Liam crossed his arms in response. “You want me to say it?”
“I do. It’s a personal failing, I know, but yes. Yes, I want you to say it.” She knew she looked smug, that was the whole point of the told-you-so expression.
“You were right. I should have listened to you all along, but then I would never have gotten to have the prettiest date tonight.”
She snorted. The first couple of times he’d said it she’d been too dazed to really process the words.
“You know, the more you say it, the less I believe it.” They passed a building she hadn’t seen on the way to the theater and she stopped to get a good look at the direction in which they were traveling. “This isn’t the way to the hotel. Are we going to the airport or something?”
“No, we’re going to dinner.”
“You want me to be right some more? You need that thing up and iced—it’s been hours.”
“I need to eat too if I’m going to take one of those blessed pain-reducers, don’t I?”
“Yes, and it’s called room service.”
“I don’t want room service. I want to eat at my favorite restaurant in New York, with my date.”
She didn’t say anything. Arguing with the man had done no good in anything they’d butted heads over so far. He’d only agreed to the cane after he’d proved her case for her. “How about we get it to go?”
“No. We’re going to go in, sit at the quiet booth I’ve reserved, and if you want me to I will sling my leg up in the bench beside me to have it elevat
ed. We can eat good food and relax with no responsibilities hanging over our heads. No one asking for interviews, or pictures. Have a little wine. Can I have wine with those pills?”
“No. I know I say that a lot, but you always want a little bit more, don’t you? I want to go to dinner. I want to eat where I want to eat. I want to have pain pills and wine.” She shook her head, but the tension she’d been feeling had already started to drain away. Probably had started the moment that he’d agreed to use the cane. It made it easier to tease him back. “How did you stay alive this long? Luck? Your looks?”
“Yep.” He reached over, wiggled an arm behind her around her waist, and slid her over to him. “Fate lets me get by with stuff because I’m too pretty to smite.”
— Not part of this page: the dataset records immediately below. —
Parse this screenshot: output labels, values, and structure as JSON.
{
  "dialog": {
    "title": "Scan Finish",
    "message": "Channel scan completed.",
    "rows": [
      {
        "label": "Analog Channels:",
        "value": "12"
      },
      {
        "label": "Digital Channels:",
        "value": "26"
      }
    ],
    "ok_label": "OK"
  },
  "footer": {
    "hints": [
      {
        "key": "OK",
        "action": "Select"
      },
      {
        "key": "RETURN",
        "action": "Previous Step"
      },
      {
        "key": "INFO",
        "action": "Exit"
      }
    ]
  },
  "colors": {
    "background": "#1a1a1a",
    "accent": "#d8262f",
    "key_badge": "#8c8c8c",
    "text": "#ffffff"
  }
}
She laughed even though she knew it just egged the fool on. “So that’s why Fate sent me. I’m immune to your prettiness.”
The car rolled to a stop and the doorman came to open their door. “You just adore me for my winning personality? Or is it my body? I feel so cheap.”
And yet he grabbed his cane and got out of the car, stepped to the side and offered her a hand.
“This is not a date,” she said, taking the offered hand if for no other reason than civility—even if she was currently ignoring the fact that navigating car doors in this dress wasn’t really in her usual skill set. “And no wine. Or I’m going to whine.”
“Fine, fine. No wine. But I’m eating red meat and you can’t stop me.” He passed her hand through the crook of his elbow and led the way inside. “I come here whenever I’m in New York, they have a couple of great private booths. And if you want, I’m sure they’ll even bring out a bag of crushed ice. Which I will use, in the interests of making my date happy.”
“This is not a date.” Grace repeated herself, this time more quietly as they wandered through the restaurant to the promised private back corner booth.
“Okay,” he whispered back. “In the interests of making happy the lovely creature who went to the movies with me, and who is now going to eat with me, I will ask for ice.”